Alberto

Alberto
" Bene vixit qui bene latuit "

lunedì 29 luglio 2013

Seme d'anguria

Me la sentivo colare dal naso. Raramente sbaglio nel percepire quel che accadrà. Il fatto è che sono distratto. Non do il giusto peso agli oracoli. Dovevo tornare a casa. Quella sera dopo essermi scolato una bottiglia di cattivo scotch insieme a Angelo. Con lo stereo a palla che sparava Ramones tarantolati dal picco di una collinetta che dominava il paesello. Con l’acido che montava. Dovevo tornarmene a casa. Ero ospite di Angelo. Sardo. Angelo ascolta forse è meglio smettere! Angelo! Senti! Forse tra un po' qualcuno si incazza! Magari abbassiamo un po'! Urliamo un po' meno! La collinetta era sarda. Il paese lì sotto era sardo abitato da sardi. Dalla nostra postazione la musica rotolava giù come una frana. Lì per lì ero tranquillo se mi si passa il termine. Angelo è del posto. Sa cosa fa. E cosa non deve fare. I sardi sono splendida gente. Solo un po’ permalosi. Comunque leali. Onesti. Se siamo qui a urlare e a bere facendo un casino del diavolo a mezzanotte passata e se Angelo lo fa con me vuol dire che non ci sono problemi. Ora non sto qui ad entrare nei dettagli di come proseguì la serata sardo-punk ma un paio di ore dopo mi ritrovai accovacciato a uovo sull'asfalto di un vicolo cieco del paese la schiena contro il muro di una casa. Il coltello cominciava a premere un po’ troppo sulla mia gola.
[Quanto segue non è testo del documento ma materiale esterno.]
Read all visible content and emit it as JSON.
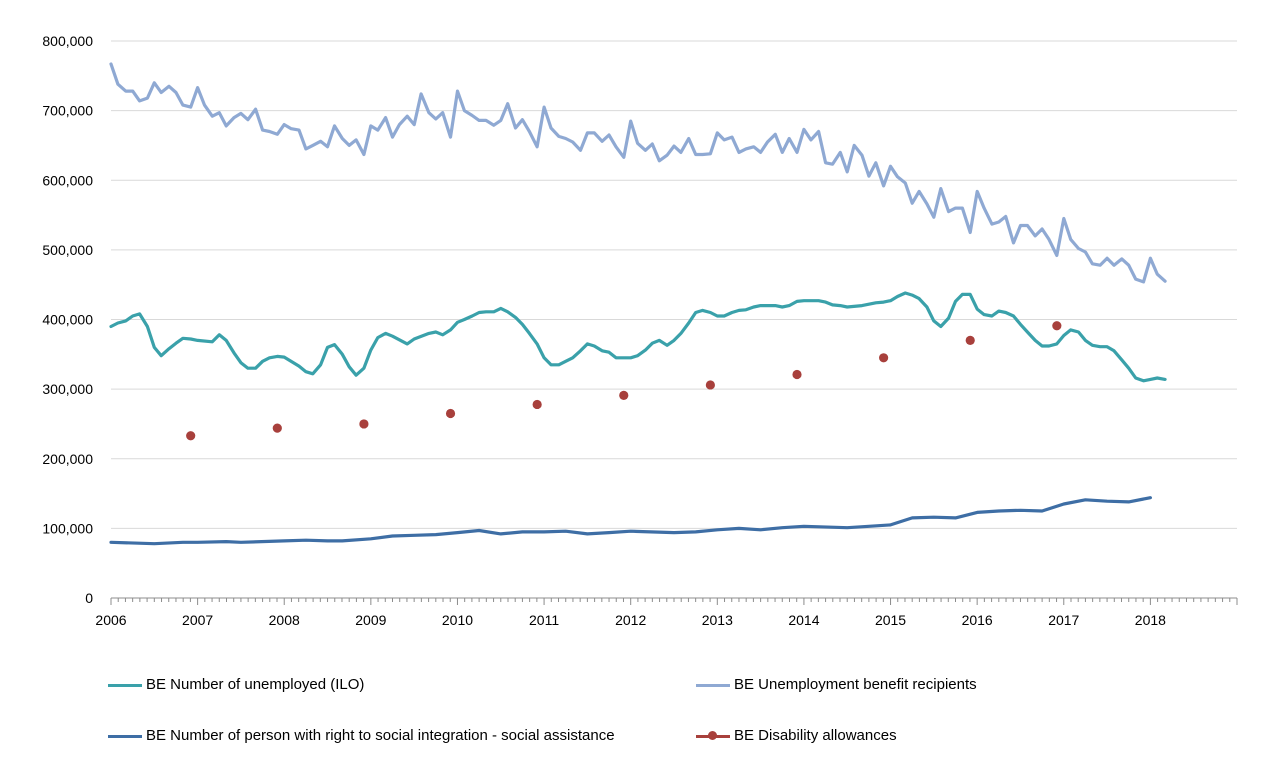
{
  "colors": {
    "unemployed": "#3aa1aa",
    "benefit": "#8fa9d3",
    "social": "#3e6ea5",
    "disability": "#a8403c",
    "grid": "#d9d9d9",
    "axis": "#8c8c8c"
  },
  "chart_data": {
    "type": "line",
    "title": "",
    "xlabel": "",
    "ylabel": "",
    "xlim": [
      2006,
      2019
    ],
    "ylim": [
      0,
      800000
    ],
    "grid": "horizontal",
    "legend_position": "bottom",
    "y_tick_values": [
      0,
      100000,
      200000,
      300000,
      400000,
      500000,
      600000,
      700000,
      800000
    ],
    "y_tick_labels": [
      "0",
      "100,000",
      "200,000",
      "300,000",
      "400,000",
      "500,000",
      "600,000",
      "700,000",
      "800,000"
    ],
    "x_tick_values": [
      2006,
      2007,
      2008,
      2009,
      2010,
      2011,
      2012,
      2013,
      2014,
      2015,
      2016,
      2017,
      2018
    ],
    "x_tick_labels": [
      "2006",
      "2007",
      "2008",
      "2009",
      "2010",
      "2011",
      "2012",
      "2013",
      "2014",
      "2015",
      "2016",
      "2017",
      "2018"
    ],
    "series": [
      {
        "name": "BE Number of unemployed (ILO)",
        "key": "unemployed",
        "kind": "line",
        "x": [
          2006.0,
          2006.08,
          2006.17,
          2006.25,
          2006.33,
          2006.42,
          2006.5,
          2006.58,
          2006.67,
          2006.75,
          2006.83,
          2006.92,
          2007.0,
          2007.17,
          2007.25,
          2007.33,
          2007.42,
          2007.5,
          2007.58,
          2007.67,
          2007.75,
          2007.83,
          2007.92,
          2008.0,
          2008.17,
          2008.25,
          2008.33,
          2008.42,
          2008.5,
          2008.58,
          2008.67,
          2008.75,
          2008.83,
          2008.92,
          2009.0,
          2009.08,
          2009.17,
          2009.25,
          2009.42,
          2009.5,
          2009.67,
          2009.75,
          2009.83,
          2009.92,
          2010.0,
          2010.08,
          2010.17,
          2010.25,
          2010.33,
          2010.42,
          2010.5,
          2010.58,
          2010.67,
          2010.75,
          2010.83,
          2010.92,
          2011.0,
          2011.08,
          2011.17,
          2011.25,
          2011.33,
          2011.42,
          2011.5,
          2011.58,
          2011.67,
          2011.75,
          2011.83,
          2011.92,
          2012.0,
          2012.08,
          2012.17,
          2012.25,
          2012.33,
          2012.42,
          2012.5,
          2012.58,
          2012.67,
          2012.75,
          2012.83,
          2012.92,
          2013.0,
          2013.08,
          2013.17,
          2013.25,
          2013.33,
          2013.42,
          2013.5,
          2013.58,
          2013.67,
          2013.75,
          2013.83,
          2013.92,
          2014.0,
          2014.17,
          2014.25,
          2014.33,
          2014.42,
          2014.5,
          2014.67,
          2014.83,
          2014.92,
          2015.0,
          2015.08,
          2015.17,
          2015.25,
          2015.33,
          2015.42,
          2015.5,
          2015.58,
          2015.67,
          2015.75,
          2015.83,
          2015.92,
          2016.0,
          2016.08,
          2016.17,
          2016.25,
          2016.33,
          2016.42,
          2016.5,
          2016.58,
          2016.67,
          2016.75,
          2016.83,
          2016.92,
          2017.0,
          2017.08,
          2017.17,
          2017.25,
          2017.33,
          2017.42,
          2017.5,
          2017.58,
          2017.67,
          2017.75,
          2017.83,
          2017.92,
          2018.0,
          2018.08,
          2018.17
        ],
        "values": [
          390000,
          395000,
          398000,
          405000,
          408000,
          390000,
          360000,
          348000,
          358000,
          366000,
          373000,
          372000,
          370000,
          368000,
          378000,
          370000,
          352000,
          338000,
          330000,
          330000,
          340000,
          345000,
          347000,
          346000,
          333000,
          325000,
          322000,
          335000,
          360000,
          364000,
          350000,
          332000,
          320000,
          330000,
          356000,
          374000,
          380000,
          376000,
          365000,
          372000,
          380000,
          382000,
          378000,
          385000,
          396000,
          400000,
          405000,
          410000,
          411000,
          411000,
          416000,
          411000,
          403000,
          393000,
          380000,
          365000,
          345000,
          335000,
          335000,
          340000,
          345000,
          355000,
          365000,
          362000,
          355000,
          353000,
          345000,
          345000,
          345000,
          348000,
          356000,
          366000,
          370000,
          363000,
          370000,
          380000,
          395000,
          410000,
          413000,
          410000,
          405000,
          405000,
          410000,
          413000,
          414000,
          418000,
          420000,
          420000,
          420000,
          418000,
          420000,
          426000,
          427000,
          427000,
          425000,
          421000,
          420000,
          418000,
          420000,
          424000,
          425000,
          427000,
          433000,
          438000,
          435000,
          430000,
          418000,
          398000,
          390000,
          402000,
          426000,
          436000,
          436000,
          415000,
          407000,
          405000,
          412000,
          410000,
          405000,
          393000,
          382000,
          370000,
          362000,
          362000,
          365000,
          377000,
          385000,
          382000,
          370000,
          363000,
          361000,
          361000,
          355000,
          342000,
          330000,
          316000,
          312000,
          314000,
          316000,
          314000
        ]
      },
      {
        "name": "BE Unemployment benefit recipients",
        "key": "benefit",
        "kind": "line",
        "x": [
          2006.0,
          2006.08,
          2006.17,
          2006.25,
          2006.33,
          2006.42,
          2006.5,
          2006.58,
          2006.67,
          2006.75,
          2006.83,
          2006.92,
          2007.0,
          2007.08,
          2007.17,
          2007.25,
          2007.33,
          2007.42,
          2007.5,
          2007.58,
          2007.67,
          2007.75,
          2007.83,
          2007.92,
          2008.0,
          2008.08,
          2008.17,
          2008.25,
          2008.33,
          2008.42,
          2008.5,
          2008.58,
          2008.67,
          2008.75,
          2008.83,
          2008.92,
          2009.0,
          2009.08,
          2009.17,
          2009.25,
          2009.33,
          2009.42,
          2009.5,
          2009.58,
          2009.67,
          2009.75,
          2009.83,
          2009.92,
          2010.0,
          2010.08,
          2010.17,
          2010.25,
          2010.33,
          2010.42,
          2010.5,
          2010.58,
          2010.67,
          2010.75,
          2010.83,
          2010.92,
          2011.0,
          2011.08,
          2011.17,
          2011.25,
          2011.33,
          2011.42,
          2011.5,
          2011.58,
          2011.67,
          2011.75,
          2011.83,
          2011.92,
          2012.0,
          2012.08,
          2012.17,
          2012.25,
          2012.33,
          2012.42,
          2012.5,
          2012.58,
          2012.67,
          2012.75,
          2012.83,
          2012.92,
          2013.0,
          2013.08,
          2013.17,
          2013.25,
          2013.33,
          2013.42,
          2013.5,
          2013.58,
          2013.67,
          2013.75,
          2013.83,
          2013.92,
          2014.0,
          2014.08,
          2014.17,
          2014.25,
          2014.33,
          2014.42,
          2014.5,
          2014.58,
          2014.67,
          2014.75,
          2014.83,
          2014.92,
          2015.0,
          2015.08,
          2015.17,
          2015.25,
          2015.33,
          2015.42,
          2015.5,
          2015.58,
          2015.67,
          2015.75,
          2015.83,
          2015.92,
          2016.0,
          2016.08,
          2016.17,
          2016.25,
          2016.33,
          2016.42,
          2016.5,
          2016.58,
          2016.67,
          2016.75,
          2016.83,
          2016.92,
          2017.0,
          2017.08,
          2017.17,
          2017.25,
          2017.33,
          2017.42,
          2017.5,
          2017.58,
          2017.67,
          2017.75,
          2017.83,
          2017.92,
          2018.0,
          2018.08,
          2018.17
        ],
        "values": [
          767000,
          738000,
          728000,
          728000,
          714000,
          718000,
          740000,
          726000,
          735000,
          726000,
          708000,
          705000,
          733000,
          708000,
          692000,
          697000,
          678000,
          690000,
          696000,
          687000,
          702000,
          672000,
          670000,
          666000,
          680000,
          674000,
          672000,
          645000,
          650000,
          656000,
          648000,
          678000,
          660000,
          650000,
          658000,
          637000,
          678000,
          672000,
          690000,
          662000,
          680000,
          692000,
          680000,
          724000,
          697000,
          688000,
          697000,
          662000,
          728000,
          700000,
          693000,
          686000,
          686000,
          679000,
          686000,
          710000,
          675000,
          687000,
          670000,
          648000,
          705000,
          675000,
          663000,
          660000,
          655000,
          643000,
          668000,
          668000,
          656000,
          665000,
          648000,
          633000,
          685000,
          653000,
          643000,
          652000,
          628000,
          636000,
          649000,
          640000,
          660000,
          637000,
          637000,
          638000,
          668000,
          658000,
          662000,
          640000,
          645000,
          648000,
          640000,
          655000,
          666000,
          640000,
          660000,
          640000,
          673000,
          658000,
          670000,
          625000,
          623000,
          640000,
          612000,
          650000,
          636000,
          606000,
          625000,
          592000,
          620000,
          605000,
          596000,
          567000,
          584000,
          566000,
          547000,
          588000,
          555000,
          560000,
          560000,
          525000,
          584000,
          560000,
          537000,
          540000,
          548000,
          510000,
          535000,
          535000,
          520000,
          530000,
          515000,
          492000,
          545000,
          515000,
          502000,
          497000,
          480000,
          478000,
          488000,
          478000,
          487000,
          478000,
          458000,
          454000,
          488000,
          465000,
          455000
        ]
      },
      {
        "name": "BE Number of person with right to social integration - social assistance",
        "key": "social",
        "kind": "line",
        "x": [
          2006.0,
          2006.5,
          2006.83,
          2007.0,
          2007.33,
          2007.5,
          2008.0,
          2008.25,
          2008.5,
          2008.67,
          2009.0,
          2009.25,
          2009.5,
          2009.75,
          2010.0,
          2010.25,
          2010.5,
          2010.75,
          2011.0,
          2011.25,
          2011.5,
          2011.75,
          2012.0,
          2012.5,
          2012.75,
          2013.0,
          2013.25,
          2013.5,
          2013.75,
          2014.0,
          2014.5,
          2014.75,
          2015.0,
          2015.25,
          2015.5,
          2015.75,
          2016.0,
          2016.25,
          2016.5,
          2016.75,
          2017.0,
          2017.25,
          2017.5,
          2017.75,
          2018.0
        ],
        "values": [
          80000,
          78000,
          80000,
          80000,
          81000,
          80000,
          82000,
          83000,
          82000,
          82000,
          85000,
          89000,
          90000,
          91000,
          94000,
          97000,
          92000,
          95000,
          95000,
          96000,
          92000,
          94000,
          96000,
          94000,
          95000,
          98000,
          100000,
          98000,
          101000,
          103000,
          101000,
          103000,
          105000,
          115000,
          116000,
          115000,
          123000,
          125000,
          126000,
          125000,
          135000,
          141000,
          139000,
          138000,
          144000
        ]
      },
      {
        "name": "BE Disability allowances",
        "key": "disability",
        "kind": "points",
        "x": [
          2006.92,
          2007.92,
          2008.92,
          2009.92,
          2010.92,
          2011.92,
          2012.92,
          2013.92,
          2014.92,
          2015.92,
          2016.92
        ],
        "values": [
          233000,
          244000,
          250000,
          265000,
          278000,
          291000,
          306000,
          321000,
          345000,
          370000,
          391000
        ]
      }
    ]
  }
}
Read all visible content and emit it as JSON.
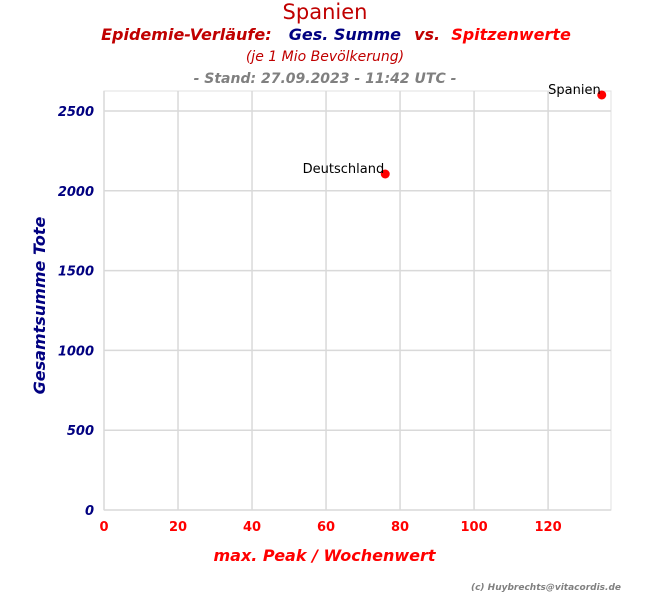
{
  "header": {
    "title": "Spanien",
    "subtitle_part1": "Epidemie-Verläufe:",
    "subtitle_part2": "Ges. Summe",
    "subtitle_part3": "vs.",
    "subtitle_part4": "Spitzenwerte",
    "population_note": "(je 1 Mio Bevölkerung)",
    "stand": "- Stand: 27.09.2023 - 11:42 UTC -"
  },
  "footer": {
    "credit": "(c) Huybrechts@vitacordis.de"
  },
  "chart_data": {
    "type": "scatter",
    "xlabel": "max. Peak / Wochenwert",
    "ylabel": "Gesamtsumme Tote",
    "xlim": [
      0,
      137
    ],
    "ylim": [
      0,
      2625
    ],
    "xticks": [
      0,
      20,
      40,
      60,
      80,
      100,
      120
    ],
    "yticks": [
      0,
      500,
      1000,
      1500,
      2000,
      2500
    ],
    "grid": true,
    "points": [
      {
        "label": "Deutschland",
        "x": 76,
        "y": 2105,
        "color": "#ff0000"
      },
      {
        "label": "Spanien",
        "x": 134.5,
        "y": 2600,
        "color": "#ff0000"
      }
    ]
  }
}
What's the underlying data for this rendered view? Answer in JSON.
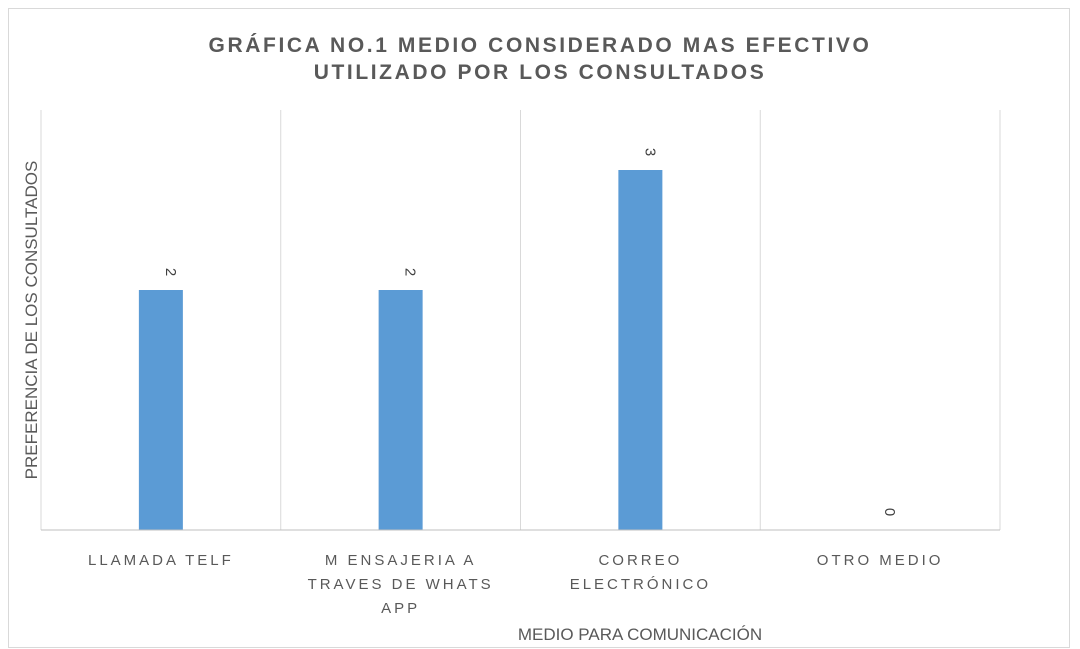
{
  "chart_data": {
    "type": "bar",
    "title": [
      "GRÁFICA NO.1 MEDIO CONSIDERADO MAS EFECTIVO",
      "UTILIZADO POR LOS CONSULTADOS"
    ],
    "xlabel": "MEDIO PARA COMUNICACIÓN",
    "ylabel": "PREFERENCIA DE LOS CONSULTADOS",
    "categories": [
      [
        "LLAMADA TELF"
      ],
      [
        "M ENSAJERIA A",
        "TRAVES DE WHATS",
        "APP"
      ],
      [
        "CORREO",
        "ELECTRÓNICO"
      ],
      [
        "OTRO MEDIO"
      ]
    ],
    "values": [
      2,
      2,
      3,
      0
    ],
    "data_labels": [
      "2",
      "2",
      "3",
      "0"
    ],
    "ylim": [
      0,
      3
    ],
    "grid": "vertical category separators",
    "bar_color": "#5b9bd5"
  }
}
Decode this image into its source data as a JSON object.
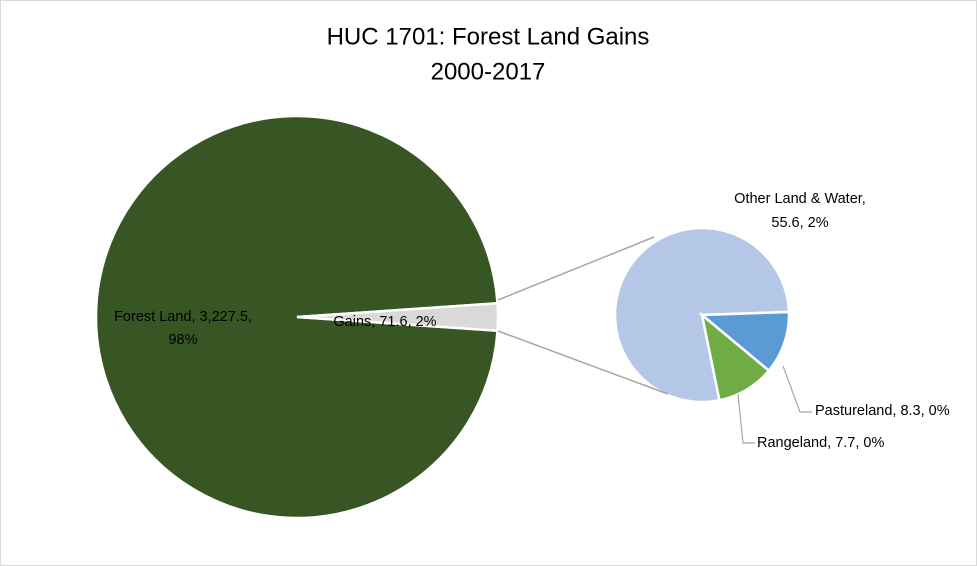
{
  "chart_data": {
    "type": "pie-of-pie",
    "title": "HUC 1701: Forest Land Gains",
    "subtitle": "2000-2017",
    "main": {
      "labels": [
        [
          "Forest Land, 3,227.5,",
          "98%"
        ],
        [
          "Gains, 71.6, 2%"
        ]
      ],
      "values": [
        3227.5,
        71.6
      ],
      "colors": [
        "#375623",
        "#d9d9d9"
      ]
    },
    "secondary": {
      "labels": [
        [
          "Other Land & Water,",
          "55.6, 2%"
        ],
        [
          "Pastureland, 8.3, 0%"
        ],
        [
          "Rangeland, 7.7, 0%"
        ]
      ],
      "values": [
        55.6,
        8.3,
        7.7
      ],
      "colors": [
        "#b4c7e7",
        "#5b9bd5",
        "#70ad47"
      ]
    }
  }
}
Erano in tre a picchiare. E uno voleva scannare. Furiosi. Bestiali. Ubriachi. Sardi. Dopo i primi colpi comincio a non sentire più alcun dolore. Troppo concentrato a salvare faccia testa e stomaco. La schiena è al sicuro. Quello con la lama cade. Perde l’equilibrio. Ubriachi. E quindi non perfettamente in grado di rimanere in asse. Si apre un varco inaspettato. Come il topo che scatta verso la tana mi libero degli altri due e fuggo. Fuggo ammaccato e fiero. Fiero dell’aver sopportato tutto. E corro. Corro. Corro. Corro tantissimo. Leggero come un'antilope".

2 commenti:

  1. Il prima e il dopo; l'obnubilamento e la lucidità;la pesantezza delle membra e lo scatto; Bukowski e Kafka. Tutto in diciotto righe. E come sempre, anche chi legge precipita lì, in quella notte sporca di scotch scadente.